Defaults registered by with_fdtable()
fd-creating — forward, then register_kernel_fd (allocates fresh grate-vfd over the runtime-vfd):
SYS_OPEN, SYS_OPENAT, SYS_DUP, SYS_DUP2, SYS_DUP3
SYS_SOCKET, SYS_ACCEPT, SYS_ACCEPT4, SYS_PIPE, SYS_PIPE2, SYS_SOCKETPAIR
SYS_EPOLL_CREATE, SYS_EPOLL_CREATE1
fd-using (arg1) — translate arg1 to underfd, forward:
SYS_READ, SYS_WRITE, SYS_CLOSE, SYS_FCNTL, SYS_LSEEK, SYS_IOCTL
SYS_FSTAT, SYS_FSYNC, SYS_FDATASYNC, SYS_FTRUNCATE, SYS_FLOCK
SYS_FCHDIR, SYS_FCHMOD, SYS_GETDENTS, SYS_FSTATFS, SYS_SYNC_FILE_RANGE
SYS_PREAD, SYS_PWRITE, SYS_READV, SYS_WRITEV, SYS_PREADV, SYS_PWRITEV
SYS_BIND, SYS_LISTEN, SYS_CONNECT, SYS_SHUTDOWN
SYS_SENDTO, SYS_RECVFROM, SYS_SENDMSG, SYS_RECVMSG
SYS_SETSOCKOPT, SYS_GETSOCKOPT, SYS_GETSOCKNAME, SYS_GETPEERNAME
SYS_EPOLL_WAIT
Special-arg defaults:
SYS_MMAP — translate arg5, skip if MAP_ANON
SYS_EPOLL_CTL — translate arg1 (epfd) and arg3 (target fd)
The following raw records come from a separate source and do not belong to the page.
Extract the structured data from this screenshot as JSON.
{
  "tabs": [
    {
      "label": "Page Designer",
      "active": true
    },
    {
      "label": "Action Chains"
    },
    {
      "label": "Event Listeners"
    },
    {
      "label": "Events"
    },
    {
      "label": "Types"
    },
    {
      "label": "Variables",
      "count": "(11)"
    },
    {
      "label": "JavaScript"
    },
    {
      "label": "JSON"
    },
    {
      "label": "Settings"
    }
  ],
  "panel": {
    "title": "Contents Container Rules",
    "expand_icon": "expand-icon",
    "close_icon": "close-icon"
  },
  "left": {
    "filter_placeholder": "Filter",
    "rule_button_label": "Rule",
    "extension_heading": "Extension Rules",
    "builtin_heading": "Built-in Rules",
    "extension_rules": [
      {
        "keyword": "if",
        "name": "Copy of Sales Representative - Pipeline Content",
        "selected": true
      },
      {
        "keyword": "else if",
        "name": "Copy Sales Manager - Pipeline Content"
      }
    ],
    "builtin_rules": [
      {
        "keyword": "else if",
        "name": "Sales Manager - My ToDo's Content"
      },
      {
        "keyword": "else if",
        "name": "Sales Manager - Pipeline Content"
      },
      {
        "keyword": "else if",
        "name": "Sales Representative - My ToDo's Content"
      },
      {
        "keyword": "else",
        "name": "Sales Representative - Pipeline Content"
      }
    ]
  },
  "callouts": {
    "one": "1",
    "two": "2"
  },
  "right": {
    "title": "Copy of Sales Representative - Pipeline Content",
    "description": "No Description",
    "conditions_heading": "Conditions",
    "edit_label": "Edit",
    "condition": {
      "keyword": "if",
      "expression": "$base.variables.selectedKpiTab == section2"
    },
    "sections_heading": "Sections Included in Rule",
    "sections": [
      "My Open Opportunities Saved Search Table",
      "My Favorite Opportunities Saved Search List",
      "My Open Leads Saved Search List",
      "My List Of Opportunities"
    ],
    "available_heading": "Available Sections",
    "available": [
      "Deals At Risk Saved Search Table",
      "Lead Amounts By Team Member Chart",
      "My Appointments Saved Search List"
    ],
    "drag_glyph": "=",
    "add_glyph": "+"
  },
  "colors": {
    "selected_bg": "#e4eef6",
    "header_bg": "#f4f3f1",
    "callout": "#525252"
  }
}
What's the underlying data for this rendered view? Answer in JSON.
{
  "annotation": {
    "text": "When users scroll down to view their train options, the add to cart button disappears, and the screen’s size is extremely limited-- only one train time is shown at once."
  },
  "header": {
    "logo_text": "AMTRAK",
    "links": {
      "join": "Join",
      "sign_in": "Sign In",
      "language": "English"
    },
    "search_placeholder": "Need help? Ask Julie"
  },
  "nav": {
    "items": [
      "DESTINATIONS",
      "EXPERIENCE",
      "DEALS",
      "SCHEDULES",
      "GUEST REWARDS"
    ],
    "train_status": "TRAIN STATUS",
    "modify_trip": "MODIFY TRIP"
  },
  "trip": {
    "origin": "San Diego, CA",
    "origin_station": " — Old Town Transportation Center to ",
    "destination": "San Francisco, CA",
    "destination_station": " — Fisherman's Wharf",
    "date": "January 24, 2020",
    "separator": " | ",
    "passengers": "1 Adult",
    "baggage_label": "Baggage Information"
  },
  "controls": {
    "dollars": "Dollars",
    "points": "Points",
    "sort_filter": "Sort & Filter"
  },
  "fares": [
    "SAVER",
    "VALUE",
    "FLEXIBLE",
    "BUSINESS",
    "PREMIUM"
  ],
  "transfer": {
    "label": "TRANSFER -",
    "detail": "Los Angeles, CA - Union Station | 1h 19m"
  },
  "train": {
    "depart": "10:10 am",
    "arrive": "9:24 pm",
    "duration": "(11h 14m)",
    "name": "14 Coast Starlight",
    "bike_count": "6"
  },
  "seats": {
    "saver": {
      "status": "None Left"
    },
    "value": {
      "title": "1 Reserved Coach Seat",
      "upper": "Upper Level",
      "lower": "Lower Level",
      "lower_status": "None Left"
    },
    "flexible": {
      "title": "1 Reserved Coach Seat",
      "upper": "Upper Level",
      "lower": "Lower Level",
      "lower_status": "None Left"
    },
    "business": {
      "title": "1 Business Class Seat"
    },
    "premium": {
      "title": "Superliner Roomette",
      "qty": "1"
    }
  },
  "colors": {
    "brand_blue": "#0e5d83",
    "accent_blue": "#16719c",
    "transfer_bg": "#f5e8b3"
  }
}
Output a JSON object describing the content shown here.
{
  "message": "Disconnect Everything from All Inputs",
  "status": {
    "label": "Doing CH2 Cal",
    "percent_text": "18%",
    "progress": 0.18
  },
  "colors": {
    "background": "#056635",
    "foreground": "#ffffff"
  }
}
SYS_OPENAT and other *at syscalls — translate dirfd unless it's AT_FDCWD (-100)
Embedded-in-cage-memory defaults:
SYS_POLL, SYS_PPOLL — translate each fd in the pollfd[] buffer; reverse on return
SYS_SELECT — translate fds in the fd_set bitmaps; reverse-map on return; pass runtime_nfds = max(underfd) + 1
Lifecycle defaults:
SYS_CLONE — copy_fdtable_for_cage + copy_handler_table_to_cage + re-overlay every parent entry whose fdkind ≠ FDKIND_KERNEL (so RawPOSIX populating the child first doesn't matter)
SYS_EXIT, SYS_EXIT_GROUP — remove_cage_from_fdtable so registered close handlers fire on cage exit
- preexec hook — install identity 0/1/2 entries for stdio (the IPC, devnull, fdtables-test grates all duplicate this today)
Custom-fdkind handling
Default read_handler is fine for FDKIND_KERNEL (translate + forward), but if a grate has IPC_PIPE entries, the default will translate pipe_id as if it were a runtime-vfd → EBADF.
v1 approach: the default checks entry.fdkind and only translates for FDKIND_KERNEL; for any other fdkind it returns -EBADF. The grate overrides with its own handler that dispatches on kind. (Strict subset of v2; users can layer their own dispatch.)
v2 sugar (follow-up): per-fdkind callbacks
.fdkind_read(IPC_PIPE, my_pipe_read)
.fdkind_write(IPC_PIPE, my_pipe_write)
Default handler dispatches on kind. Cleaner for grates with rich custom kinds.
Helpers to expose publicly
So override handlers don't reimplement these:
pub fn translate_to_underfd(cage: u64, fd: u64) -> Option<u64>;
pub fn translate_dirfd(cage: u64, fd: u64) -> Option<u64>;
pub fn register_kernel_fd(cage: u64, runtime_vfd: i32, cloexec: bool, perfdinfo: u64) -> i32;
pub fn forward_with_fd1(syscall: u64, cage: u64, args: [u64; 6], arg_cages: [u64; 6]) -> i32;
pub fn forward_with_dirfd1(...);
These are already in rust-grates/ipc-grate/src/handlers.rs on the fix-ipc-grate-fd-translation branch — pull them up into lib/grate-rs/src/.
Where it lives
Extend grate-rs rather than spinning a new crate. Most users already pull grate-rs, and "if you have an fdtable, opt into this" is one builder call.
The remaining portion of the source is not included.